Researchers are studying a less invasive method. In 1991, surgeons devised a graft that reinforces the aorta from within. First, a catheter is threaded through the groin artery to the level of the aneurysm. Then a sheath on the catheter is pulled back to let the tubular graft spring open and latch onto the vessel's wall with tiny hooks. When all goes according to plan, the new conduit then seals off the aneurysm from the circulation.

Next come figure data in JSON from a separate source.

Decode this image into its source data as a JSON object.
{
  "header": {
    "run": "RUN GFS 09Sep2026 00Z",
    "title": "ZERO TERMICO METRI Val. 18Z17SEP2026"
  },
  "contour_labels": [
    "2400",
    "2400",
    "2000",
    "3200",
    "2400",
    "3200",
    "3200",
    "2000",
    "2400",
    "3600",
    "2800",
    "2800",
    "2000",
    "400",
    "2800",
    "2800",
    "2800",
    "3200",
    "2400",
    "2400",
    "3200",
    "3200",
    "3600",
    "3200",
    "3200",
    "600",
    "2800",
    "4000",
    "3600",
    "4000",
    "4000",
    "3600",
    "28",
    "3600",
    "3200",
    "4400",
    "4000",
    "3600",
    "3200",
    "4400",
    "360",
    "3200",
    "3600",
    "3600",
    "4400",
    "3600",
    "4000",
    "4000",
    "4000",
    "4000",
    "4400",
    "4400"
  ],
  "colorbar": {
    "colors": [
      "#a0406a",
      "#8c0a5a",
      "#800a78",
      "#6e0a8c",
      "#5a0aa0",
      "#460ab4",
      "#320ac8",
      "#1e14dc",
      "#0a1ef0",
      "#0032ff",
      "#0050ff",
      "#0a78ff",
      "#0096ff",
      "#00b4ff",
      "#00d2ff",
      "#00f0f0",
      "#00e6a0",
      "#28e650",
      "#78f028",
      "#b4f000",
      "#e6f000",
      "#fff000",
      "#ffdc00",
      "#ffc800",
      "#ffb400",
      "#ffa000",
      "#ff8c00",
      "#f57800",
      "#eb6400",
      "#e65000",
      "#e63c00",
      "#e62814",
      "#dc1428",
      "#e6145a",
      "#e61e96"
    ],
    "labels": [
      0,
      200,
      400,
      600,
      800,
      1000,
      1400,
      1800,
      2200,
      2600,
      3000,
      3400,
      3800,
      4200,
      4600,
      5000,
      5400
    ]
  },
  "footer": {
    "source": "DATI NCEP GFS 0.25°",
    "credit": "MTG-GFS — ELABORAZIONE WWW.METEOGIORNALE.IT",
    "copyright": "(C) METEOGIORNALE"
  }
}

If this method works out, the 200,000 patients diagnosed each year could be spared major surgery, and perhaps smaller aneurysms could be repaired sooner. So far, the verdict is good but not definitive. Over a thousand have been inserted, with mortality rates ranging from 0 to 6 percent. One drawback is that many patients do not have the right plumbing for the graft. Their aortas are too heavily calcified or narrowed by blockages to hold the graft. More worrisome is the grafts' tendency to leak blood around their seals. This can occur in up to a third of the cases, often causing the aneurysm to keep on expanding. The follow-up time for most of these endovascular grafts has been six to 18 months, too short to know if there are long-term disasters looming. Moreover, a stampede to the new procedure might make it impossible to enroll patients in a clinical trial that fairly compares it to traditional surgery.
But for our patient, the question was no longer whether, or what, but when.
Just then the ambulance crew arrived.
In a last-ditch attempt at legality, I called the emergency room uptown. By luck, I stumbled on an acquaintance.
"Lauren, I'm not sure," I began, "but I think it's a leaking triple-A. The vascular resident gave me the runaround. I have no CAT scan or ultrasound ... or accepting physician."
"I'll deal with the surgeons. Send him."
Five hours later, she called back.
"Infrarenal triple-A," she said without preamble. "They're almost done."
"Whew," I exhaled. "Thanks so much for taking him."
"My pleasure," she replied, "but tell me something. How did you know?"